How did you start working in the rare book trade and what were your first encounters?
In college I wondered if I might fashion an interest in old books into some kind of career. I inquired with a rare book dealer and he hired me on the spot. For four years I cataloged inventory, sold books to foot traffic, and prepared offers for anyone selling material. I then went to library school in search of geographic mobility, which set off a 10-year employment tour of several universities. When my wife accepted a job near Boston in 2018, I leapt at the chance to return to my trade roots and go into business for myself.
What do you specialize in and please describe your business a little to us?

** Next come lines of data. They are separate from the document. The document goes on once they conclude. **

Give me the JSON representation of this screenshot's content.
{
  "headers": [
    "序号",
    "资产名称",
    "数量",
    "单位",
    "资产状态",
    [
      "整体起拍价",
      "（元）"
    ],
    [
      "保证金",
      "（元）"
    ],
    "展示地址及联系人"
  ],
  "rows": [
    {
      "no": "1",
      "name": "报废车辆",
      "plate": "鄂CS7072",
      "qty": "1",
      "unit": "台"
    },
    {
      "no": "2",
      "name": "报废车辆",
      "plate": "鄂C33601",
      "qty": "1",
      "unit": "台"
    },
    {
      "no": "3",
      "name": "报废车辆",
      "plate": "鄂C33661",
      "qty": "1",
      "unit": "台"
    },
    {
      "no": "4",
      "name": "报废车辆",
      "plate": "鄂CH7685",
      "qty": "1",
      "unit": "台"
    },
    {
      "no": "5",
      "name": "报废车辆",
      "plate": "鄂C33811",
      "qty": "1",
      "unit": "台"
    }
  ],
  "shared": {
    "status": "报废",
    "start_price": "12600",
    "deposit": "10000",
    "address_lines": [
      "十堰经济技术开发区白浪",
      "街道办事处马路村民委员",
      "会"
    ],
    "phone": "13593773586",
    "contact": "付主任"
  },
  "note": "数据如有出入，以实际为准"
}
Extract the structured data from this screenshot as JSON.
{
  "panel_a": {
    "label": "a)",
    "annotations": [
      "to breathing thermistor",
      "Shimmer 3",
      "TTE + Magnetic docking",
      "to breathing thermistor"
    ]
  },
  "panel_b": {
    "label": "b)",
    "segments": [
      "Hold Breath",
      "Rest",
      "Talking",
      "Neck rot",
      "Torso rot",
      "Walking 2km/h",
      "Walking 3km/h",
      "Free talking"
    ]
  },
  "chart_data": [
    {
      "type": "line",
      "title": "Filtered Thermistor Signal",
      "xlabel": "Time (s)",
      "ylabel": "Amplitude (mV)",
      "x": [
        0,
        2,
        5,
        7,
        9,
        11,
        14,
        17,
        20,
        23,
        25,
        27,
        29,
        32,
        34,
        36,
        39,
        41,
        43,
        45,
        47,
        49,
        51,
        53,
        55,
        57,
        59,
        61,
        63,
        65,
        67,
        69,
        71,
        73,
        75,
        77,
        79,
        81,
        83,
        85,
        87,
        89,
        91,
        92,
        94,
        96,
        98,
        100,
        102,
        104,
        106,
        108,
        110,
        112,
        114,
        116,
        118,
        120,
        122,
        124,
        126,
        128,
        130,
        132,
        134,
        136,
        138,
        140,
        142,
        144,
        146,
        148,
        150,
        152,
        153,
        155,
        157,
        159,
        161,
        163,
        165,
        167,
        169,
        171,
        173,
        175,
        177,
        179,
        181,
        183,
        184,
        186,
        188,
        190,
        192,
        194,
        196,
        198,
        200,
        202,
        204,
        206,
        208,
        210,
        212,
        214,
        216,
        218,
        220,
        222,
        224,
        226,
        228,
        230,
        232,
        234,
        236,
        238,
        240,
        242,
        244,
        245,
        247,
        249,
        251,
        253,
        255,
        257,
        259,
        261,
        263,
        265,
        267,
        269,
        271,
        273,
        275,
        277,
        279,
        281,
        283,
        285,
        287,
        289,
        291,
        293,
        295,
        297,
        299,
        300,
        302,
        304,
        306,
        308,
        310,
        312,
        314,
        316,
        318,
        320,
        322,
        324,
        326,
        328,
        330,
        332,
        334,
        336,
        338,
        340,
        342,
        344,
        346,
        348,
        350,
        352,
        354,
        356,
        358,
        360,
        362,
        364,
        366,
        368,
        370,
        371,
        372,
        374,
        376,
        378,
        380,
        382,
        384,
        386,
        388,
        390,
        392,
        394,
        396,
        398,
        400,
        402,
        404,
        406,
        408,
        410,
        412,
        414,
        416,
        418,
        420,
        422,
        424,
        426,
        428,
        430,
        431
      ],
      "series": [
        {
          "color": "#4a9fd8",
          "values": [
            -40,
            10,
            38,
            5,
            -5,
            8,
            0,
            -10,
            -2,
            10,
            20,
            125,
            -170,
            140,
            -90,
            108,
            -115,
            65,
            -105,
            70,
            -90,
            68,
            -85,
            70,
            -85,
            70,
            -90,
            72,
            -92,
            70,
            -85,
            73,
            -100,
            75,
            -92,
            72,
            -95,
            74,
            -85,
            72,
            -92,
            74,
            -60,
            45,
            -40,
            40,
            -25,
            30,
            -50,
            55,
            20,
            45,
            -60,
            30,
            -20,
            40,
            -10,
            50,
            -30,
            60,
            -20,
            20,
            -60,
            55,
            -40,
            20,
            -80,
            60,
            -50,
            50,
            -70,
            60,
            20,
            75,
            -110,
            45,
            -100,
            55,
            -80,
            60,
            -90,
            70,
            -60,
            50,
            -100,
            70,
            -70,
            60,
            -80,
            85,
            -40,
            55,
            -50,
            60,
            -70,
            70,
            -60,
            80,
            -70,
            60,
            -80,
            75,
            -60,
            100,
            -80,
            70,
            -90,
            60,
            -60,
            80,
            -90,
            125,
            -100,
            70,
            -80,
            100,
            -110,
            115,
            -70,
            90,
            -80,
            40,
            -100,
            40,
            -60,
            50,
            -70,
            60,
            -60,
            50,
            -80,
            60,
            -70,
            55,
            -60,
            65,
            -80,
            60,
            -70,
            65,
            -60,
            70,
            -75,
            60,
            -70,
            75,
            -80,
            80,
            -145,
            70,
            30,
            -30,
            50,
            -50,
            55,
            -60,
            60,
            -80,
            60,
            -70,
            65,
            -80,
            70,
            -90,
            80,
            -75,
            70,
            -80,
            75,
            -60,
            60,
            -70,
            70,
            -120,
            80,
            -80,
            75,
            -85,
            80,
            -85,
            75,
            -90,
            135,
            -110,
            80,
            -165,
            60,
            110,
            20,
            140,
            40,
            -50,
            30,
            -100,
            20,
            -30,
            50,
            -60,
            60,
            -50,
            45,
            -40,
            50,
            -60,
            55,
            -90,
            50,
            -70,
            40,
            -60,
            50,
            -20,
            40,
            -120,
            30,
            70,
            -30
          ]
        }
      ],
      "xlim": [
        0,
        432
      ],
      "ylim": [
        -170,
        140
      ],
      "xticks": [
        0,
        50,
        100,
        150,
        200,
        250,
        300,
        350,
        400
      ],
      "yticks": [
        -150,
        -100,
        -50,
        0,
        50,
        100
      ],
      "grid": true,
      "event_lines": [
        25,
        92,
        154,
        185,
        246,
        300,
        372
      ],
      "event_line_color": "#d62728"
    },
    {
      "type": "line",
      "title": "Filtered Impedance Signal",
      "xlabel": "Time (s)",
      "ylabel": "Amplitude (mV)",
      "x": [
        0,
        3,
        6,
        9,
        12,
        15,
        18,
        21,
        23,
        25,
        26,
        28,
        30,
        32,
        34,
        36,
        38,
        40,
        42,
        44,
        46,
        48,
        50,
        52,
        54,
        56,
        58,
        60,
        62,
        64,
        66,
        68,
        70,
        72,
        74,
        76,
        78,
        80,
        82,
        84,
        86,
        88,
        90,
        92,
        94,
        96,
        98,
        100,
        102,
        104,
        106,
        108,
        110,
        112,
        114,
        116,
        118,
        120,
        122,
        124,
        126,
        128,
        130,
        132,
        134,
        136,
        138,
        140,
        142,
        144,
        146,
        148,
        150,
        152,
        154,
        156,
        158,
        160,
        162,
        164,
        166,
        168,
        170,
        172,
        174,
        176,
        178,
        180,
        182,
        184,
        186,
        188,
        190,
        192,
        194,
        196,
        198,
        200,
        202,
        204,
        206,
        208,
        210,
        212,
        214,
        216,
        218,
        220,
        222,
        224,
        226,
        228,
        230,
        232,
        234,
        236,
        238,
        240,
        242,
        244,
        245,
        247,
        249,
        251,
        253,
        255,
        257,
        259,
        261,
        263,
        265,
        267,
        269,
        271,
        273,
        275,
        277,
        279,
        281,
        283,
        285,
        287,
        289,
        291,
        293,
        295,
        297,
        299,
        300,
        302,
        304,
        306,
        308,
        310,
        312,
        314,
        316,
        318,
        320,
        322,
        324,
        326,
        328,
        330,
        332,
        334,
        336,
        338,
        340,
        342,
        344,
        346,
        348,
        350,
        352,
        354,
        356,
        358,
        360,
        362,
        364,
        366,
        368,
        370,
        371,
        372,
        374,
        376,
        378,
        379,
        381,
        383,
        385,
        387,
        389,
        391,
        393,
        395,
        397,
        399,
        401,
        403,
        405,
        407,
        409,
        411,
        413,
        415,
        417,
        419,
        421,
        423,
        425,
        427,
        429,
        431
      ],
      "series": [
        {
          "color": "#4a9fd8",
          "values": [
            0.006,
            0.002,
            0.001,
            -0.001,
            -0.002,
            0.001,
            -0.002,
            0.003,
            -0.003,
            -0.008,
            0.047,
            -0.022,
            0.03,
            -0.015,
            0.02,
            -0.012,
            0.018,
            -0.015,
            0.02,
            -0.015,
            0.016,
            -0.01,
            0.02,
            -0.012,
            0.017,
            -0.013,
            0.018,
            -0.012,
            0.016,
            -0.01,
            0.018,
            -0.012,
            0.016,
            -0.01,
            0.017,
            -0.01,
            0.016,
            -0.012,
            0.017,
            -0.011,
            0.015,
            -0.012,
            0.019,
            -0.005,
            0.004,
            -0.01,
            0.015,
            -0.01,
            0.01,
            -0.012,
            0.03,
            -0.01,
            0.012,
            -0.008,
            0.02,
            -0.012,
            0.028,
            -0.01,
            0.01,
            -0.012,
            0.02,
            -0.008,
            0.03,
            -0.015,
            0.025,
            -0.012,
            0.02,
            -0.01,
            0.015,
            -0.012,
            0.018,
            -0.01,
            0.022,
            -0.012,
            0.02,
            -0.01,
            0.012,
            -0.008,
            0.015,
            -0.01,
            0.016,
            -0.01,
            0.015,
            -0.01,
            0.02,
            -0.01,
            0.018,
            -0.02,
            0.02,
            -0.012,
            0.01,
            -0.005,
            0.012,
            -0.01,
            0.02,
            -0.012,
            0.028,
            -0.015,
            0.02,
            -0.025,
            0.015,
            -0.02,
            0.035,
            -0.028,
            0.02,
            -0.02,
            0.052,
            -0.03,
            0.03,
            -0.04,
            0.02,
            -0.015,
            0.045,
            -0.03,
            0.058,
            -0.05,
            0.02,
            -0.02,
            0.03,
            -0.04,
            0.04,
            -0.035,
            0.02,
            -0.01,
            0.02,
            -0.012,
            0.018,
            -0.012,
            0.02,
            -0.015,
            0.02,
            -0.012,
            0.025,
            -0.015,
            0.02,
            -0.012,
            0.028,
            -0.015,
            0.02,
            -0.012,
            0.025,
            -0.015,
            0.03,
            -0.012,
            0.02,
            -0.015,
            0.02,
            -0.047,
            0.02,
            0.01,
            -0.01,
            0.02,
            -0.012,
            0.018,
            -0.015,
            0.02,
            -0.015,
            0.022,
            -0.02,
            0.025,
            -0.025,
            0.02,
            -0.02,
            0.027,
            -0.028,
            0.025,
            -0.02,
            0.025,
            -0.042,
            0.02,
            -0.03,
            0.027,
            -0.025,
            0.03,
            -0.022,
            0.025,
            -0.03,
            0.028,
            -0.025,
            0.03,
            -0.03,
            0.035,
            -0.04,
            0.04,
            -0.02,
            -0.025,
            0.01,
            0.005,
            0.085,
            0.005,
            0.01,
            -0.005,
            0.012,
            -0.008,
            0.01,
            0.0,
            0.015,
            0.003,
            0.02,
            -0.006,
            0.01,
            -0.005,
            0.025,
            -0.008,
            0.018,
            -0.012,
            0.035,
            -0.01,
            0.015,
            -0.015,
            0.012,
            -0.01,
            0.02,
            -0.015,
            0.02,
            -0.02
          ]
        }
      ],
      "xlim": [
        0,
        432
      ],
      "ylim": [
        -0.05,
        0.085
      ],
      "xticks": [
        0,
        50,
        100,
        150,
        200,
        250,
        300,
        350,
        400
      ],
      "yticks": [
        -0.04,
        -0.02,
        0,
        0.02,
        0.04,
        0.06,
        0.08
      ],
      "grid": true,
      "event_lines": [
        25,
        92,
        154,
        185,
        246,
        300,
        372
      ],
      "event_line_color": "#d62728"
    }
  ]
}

I focus on pre-1830 European material, and principally non-English. I love the hand-press period and I love languages. So this slice of the book trade seemed to offer the greatest opportunity to add value to material through research. I most enjoy working with the popular and ephemeral, those fleeting printed vestiges of everyday life. I can't resist compelling evidence of use, nor anything that smacks of the alteration or repacking of early print. The more unusual, the better. I work primarily with American institutional libraries, which invariably influences my descriptions. I aim to provide a little research-based context and interpretation, just enough to allow anyone, with a moment's notice, to put my unfamiliar material before an audience and have something to say. I know what it's like to be responsible for collections I haven't had time to investigate.
What do you do if you are not pre-occupied with rare books?
It's summer, so I've been slicing a lot of melon and watering lots of plants. Our old house keeps us busy with its own needs, and our three cats with theirs. I'm also a strong believer in hobbies. I've loved spending time in the mountains since I was kid and it still defines most of my vacations -- alpine skiing, climbing, backpacking. I've gotten into woodworking these last few years, and recently started dabbling in bonsai. If I can keep my little jade alive for a year, I'll permit myself to get another tree. Fingers crossed!